As a lecturer in philosophy, the author was always very careful never to bring her personal faith into the classroom. Yet it regularly happened that some students, sometimes of no faith background, at other times lapsed from their faith, would decide to become Catholics after listening to her lectures. Thus von Hildebrand was accused by her colleagues of unprofessional behaviour and of trying to “convert” her students. As this wasn’t true, the author could only conjecture that her “uncompromising devotion to truth, a passionate desire to share with others what I myself have received, and an absolute refusal to compromise for the sake of worldly advantages” had somehow communicated itself to them. They knew they were in the presence of a teacher of integrity, who not only had a passion for objective truth as it arose in philosophical discussions, but someone who also had a pastoral concern for them as individuals. Teaching for von Hildebrand was not a career or a job – it was a vocation: a desire to help her students to discover what was good, true and beautiful in the realm of philosophical ideas.

Relegated for years to teaching evening classes, she writes that “I devoted my love and care to grooming the ‘miserable garden’ to which I had been assigned.” Looking back she comments, “It is amazing what one can endure when one has a sense of mission.” At the end of her book she makes an appeal for teachers “who courageously stand up for the objectivity of truth. There are things which do not change, which have an absolute and transcendent validity, and which every person has the right to know.”

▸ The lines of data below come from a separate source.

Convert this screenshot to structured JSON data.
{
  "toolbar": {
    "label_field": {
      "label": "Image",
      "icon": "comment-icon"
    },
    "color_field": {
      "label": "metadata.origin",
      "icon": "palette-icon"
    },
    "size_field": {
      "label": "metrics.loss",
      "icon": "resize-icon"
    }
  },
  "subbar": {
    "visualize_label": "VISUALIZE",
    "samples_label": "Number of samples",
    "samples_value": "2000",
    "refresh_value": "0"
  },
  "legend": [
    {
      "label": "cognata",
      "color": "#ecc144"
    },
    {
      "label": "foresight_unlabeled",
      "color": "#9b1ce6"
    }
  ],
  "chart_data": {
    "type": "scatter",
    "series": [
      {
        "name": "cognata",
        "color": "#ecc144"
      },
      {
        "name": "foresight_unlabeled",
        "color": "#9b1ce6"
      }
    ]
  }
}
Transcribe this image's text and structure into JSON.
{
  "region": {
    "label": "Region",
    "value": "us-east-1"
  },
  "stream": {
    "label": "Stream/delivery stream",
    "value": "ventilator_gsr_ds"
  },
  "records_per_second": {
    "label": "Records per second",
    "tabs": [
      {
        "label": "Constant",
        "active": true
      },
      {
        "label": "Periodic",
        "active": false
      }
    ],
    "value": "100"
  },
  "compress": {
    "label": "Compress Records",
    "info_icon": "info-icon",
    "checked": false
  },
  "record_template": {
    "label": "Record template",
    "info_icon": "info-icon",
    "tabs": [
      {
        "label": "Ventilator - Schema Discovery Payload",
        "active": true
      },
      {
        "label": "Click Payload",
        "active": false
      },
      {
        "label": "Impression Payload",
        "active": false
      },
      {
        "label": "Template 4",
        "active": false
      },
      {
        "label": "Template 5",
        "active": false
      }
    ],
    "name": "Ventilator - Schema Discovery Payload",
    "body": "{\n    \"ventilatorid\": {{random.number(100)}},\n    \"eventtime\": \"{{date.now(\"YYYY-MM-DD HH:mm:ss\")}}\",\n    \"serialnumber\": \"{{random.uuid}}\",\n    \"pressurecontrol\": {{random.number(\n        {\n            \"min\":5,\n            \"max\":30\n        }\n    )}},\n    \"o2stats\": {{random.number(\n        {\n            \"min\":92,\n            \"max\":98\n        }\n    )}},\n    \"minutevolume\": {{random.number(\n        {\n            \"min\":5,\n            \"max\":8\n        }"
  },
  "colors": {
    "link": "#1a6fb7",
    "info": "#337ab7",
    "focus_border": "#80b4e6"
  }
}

Such a courageously uncompromising attitude does not go down well in an age of relativism, when everyone’s views are seen as valid as everyone else’s and when the put-down to any argument goes, “That’s just your opinion.” What is surprising is the revelation in the book that the collapse of a common core of values was obviously widespread in the US as early as the 1950s. My final reflection: if that was the case in the 1950s, as Alice von Hildebrand describes, how much harder it is for Catholic teachers today – in Catholic schools as well as secular ones.